Karoline Leavitt fumbled when asked why deportee names haven’t been released.

White House press secretary Karoline Leavitt refused Wednesday to reveal how the government had identified the hundreds of supposed gang members who were flown to El Salvador over the weekend.
Trump invoked the Alien Enemies Act on Saturday, hoping to use the eighteenth-century law to suspend due process and deport scores of noncitizens who his administration claimed were members of Tren de Aragua, a Venezuelan gang. But the government has yet to provide any information on who those individuals are, or exactly how they were determined to be members of the gang, now declared an invading force.

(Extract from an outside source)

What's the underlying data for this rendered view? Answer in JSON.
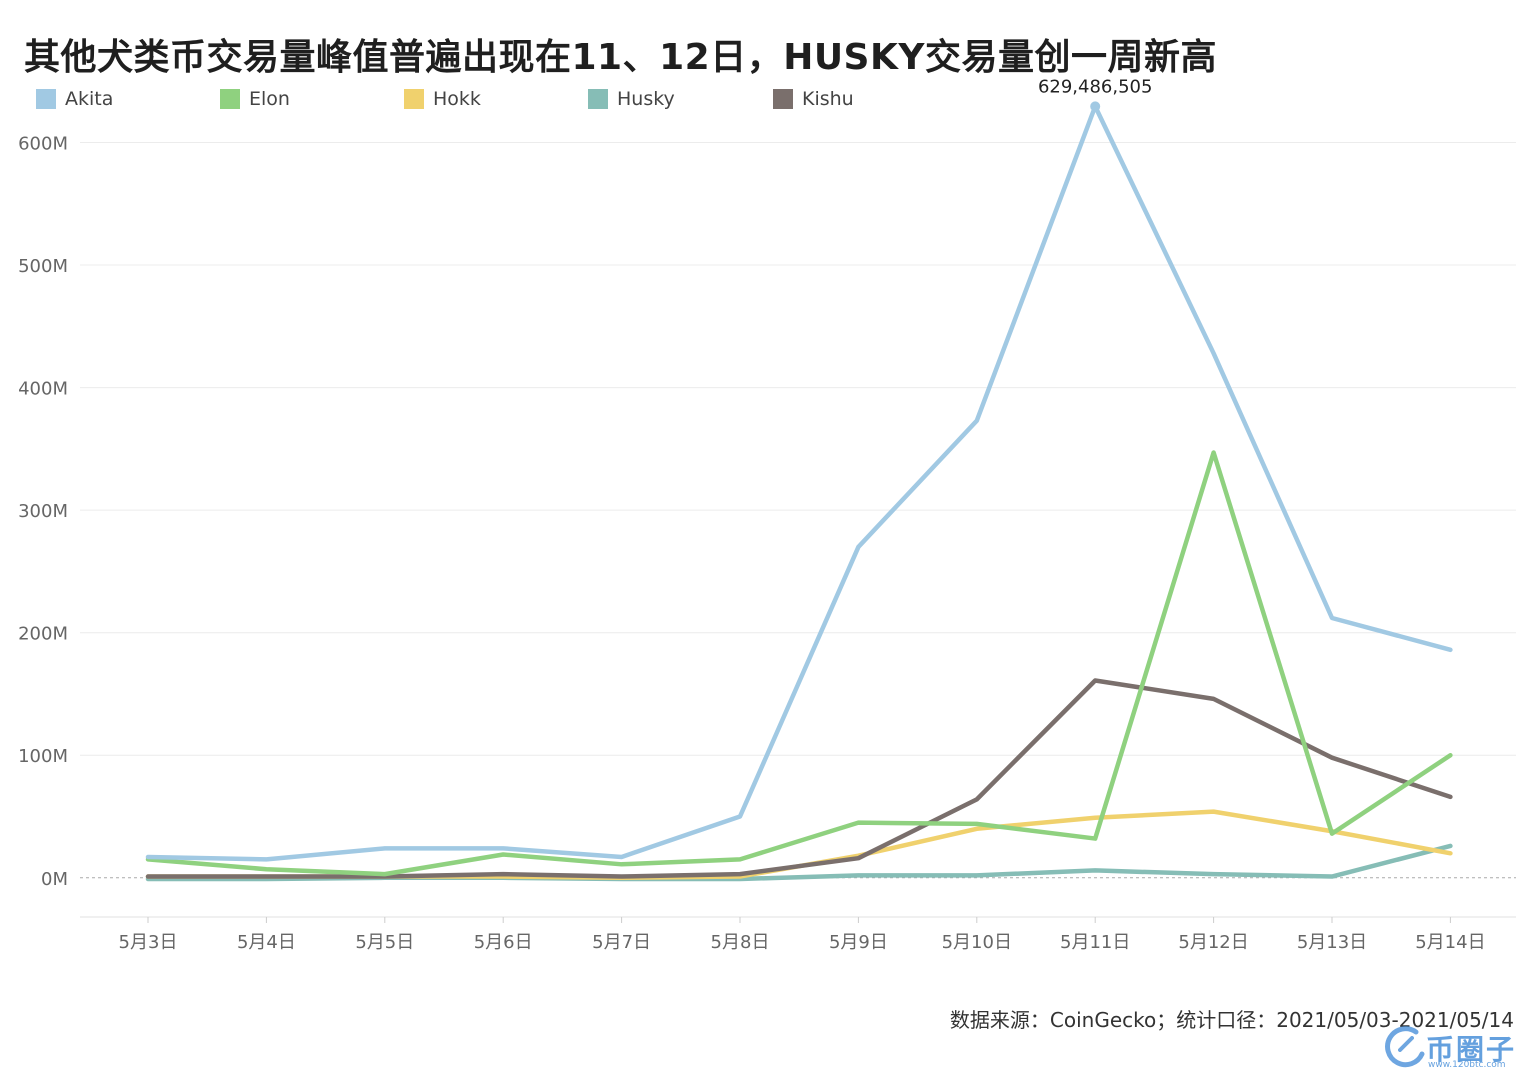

During a White House press briefing Wednesday, ABC News’s Rachel Scott asked Leavitt to reveal any actual information about the hundreds of people the government had deported.
“Can the administration provide any more details on how authorities determined that each of those men were in fact members of a gang?” asked Scott. “And if the White House can publish images, photos, videos of those men, why can’t the administration just release basic information like their identities and names?”

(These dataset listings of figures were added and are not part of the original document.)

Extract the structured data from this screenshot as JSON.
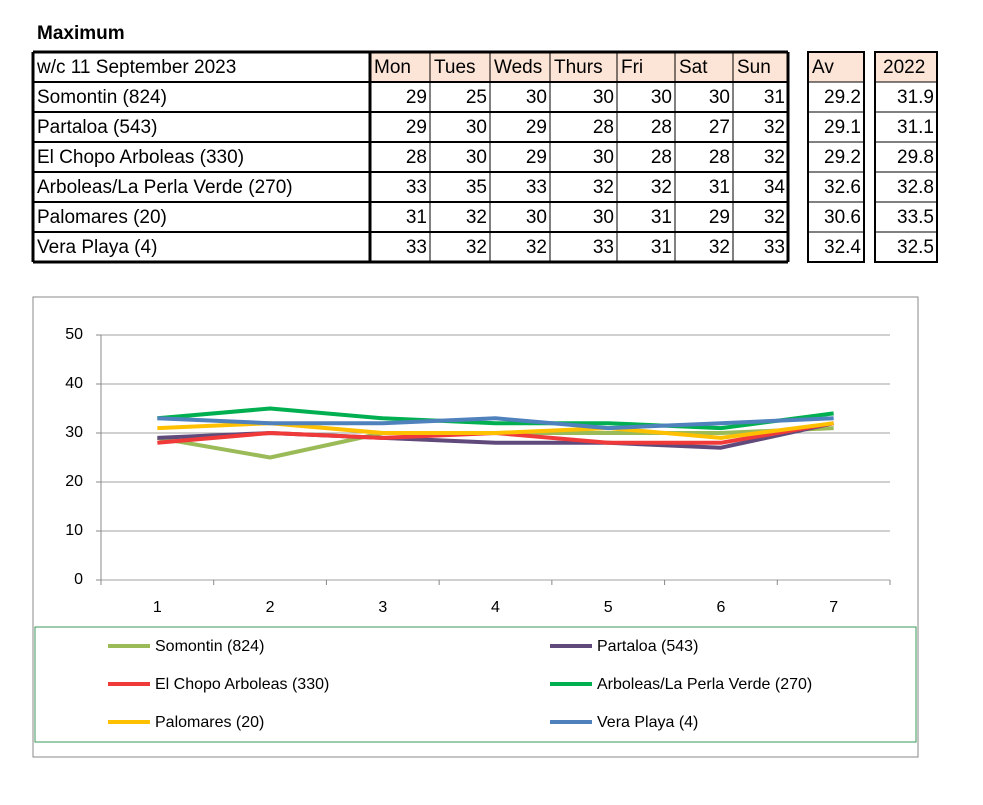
{
  "title": "Maximum",
  "table": {
    "header": [
      "w/c 11 September 2023",
      "Mon",
      "Tues",
      "Weds",
      "Thurs",
      "Fri",
      "Sat",
      "Sun"
    ],
    "extra_header": [
      "Av",
      "2022"
    ],
    "rows": [
      [
        "Somontin (824)",
        29,
        25,
        30,
        30,
        30,
        30,
        31,
        29.2,
        31.9
      ],
      [
        "Partaloa (543)",
        29,
        30,
        29,
        28,
        28,
        27,
        32,
        29.1,
        31.1
      ],
      [
        "El Chopo  Arboleas (330)",
        28,
        30,
        29,
        30,
        28,
        28,
        32,
        29.2,
        29.8
      ],
      [
        "Arboleas/La Perla Verde (270)",
        33,
        35,
        33,
        32,
        32,
        31,
        34,
        32.6,
        32.8
      ],
      [
        "Palomares (20)",
        31,
        32,
        30,
        30,
        31,
        29,
        32,
        30.6,
        33.5
      ],
      [
        "Vera Playa (4)",
        33,
        32,
        32,
        33,
        31,
        32,
        33,
        32.4,
        32.5
      ]
    ]
  },
  "chart_data": {
    "type": "line",
    "categories": [
      "1",
      "2",
      "3",
      "4",
      "5",
      "6",
      "7"
    ],
    "ylim": [
      0,
      50
    ],
    "yticks": [
      0,
      10,
      20,
      30,
      40,
      50
    ],
    "grid": true,
    "legend": "bottom",
    "series": [
      {
        "name": "Somontin (824)",
        "color": "#9bbb59",
        "values": [
          29,
          25,
          30,
          30,
          30,
          30,
          31
        ]
      },
      {
        "name": "Partaloa (543)",
        "color": "#604a7b",
        "values": [
          29,
          30,
          29,
          28,
          28,
          27,
          32
        ]
      },
      {
        "name": "El Chopo  Arboleas (330)",
        "color": "#f03a3a",
        "values": [
          28,
          30,
          29,
          30,
          28,
          28,
          32
        ]
      },
      {
        "name": "Arboleas/La Perla Verde (270)",
        "color": "#00b050",
        "values": [
          33,
          35,
          33,
          32,
          32,
          31,
          34
        ]
      },
      {
        "name": "Palomares (20)",
        "color": "#ffc000",
        "values": [
          31,
          32,
          30,
          30,
          31,
          29,
          32
        ]
      },
      {
        "name": "Vera Playa (4)",
        "color": "#4f81bd",
        "values": [
          33,
          32,
          32,
          33,
          31,
          32,
          33
        ]
      }
    ]
  }
}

“We are not going to reveal operational details about a counterterrorism operation,” Leavitt said. “But what I can assure you, as I said on Monday, we have the highest degree of confidence in our ICE agents and our customs and border control agents who have committed their lives to targeting illegal criminals in our country, particularly foreign terrorists.”
Leavitt insisted that immigration authorities “had great evidence and indication” that those who were deported were foreign terrorists, or members of the Tren de Aragua gang.
Authorities “were 100 percent confident in the individuals that were sent home on these flights, and in the president’s executive authority to do that,” Leavitt said.
But there was cause for concern on the government’s judgment from the beginning. Judge James Boasberg’s original order Saturday was to prevent the deportation of five of the individuals, after two legal advocacy groups said that some individuals had been falsely labeled gang members. Boasberg later issued a second order for a total stay on any individual deported under the AEA—but by then, planes were already in the air.
Meanwhile, ICE has openly admitted that it has nothing on several of the noncitizens who were deported, and implied that the lack of evidence was the very thing that helped the government assume their guilt.
ICE Acting Field Office Director of Enforcement and Removal Operations Robert Cerna argued that “the lack of specific information about each individual actually highlights the risk they pose,” and “demonstrates that they are terrorists with regard to whom we lack a complete profile,” according to ABC News.
The family of one man, Francisco Javier Garcia, who was among the 261 individuals deported to prison in El Salvador, claimed that their loved one did not have a criminal record in the U.S. or in Venezuela, according to NBC Miami.
It appears that at least a few of the individuals rushed on the planes were marked as gang members simply because of their tattoos.
The White House said that of the 261 people who were deported, 101 were removed as part of “regular immigration proceedings.”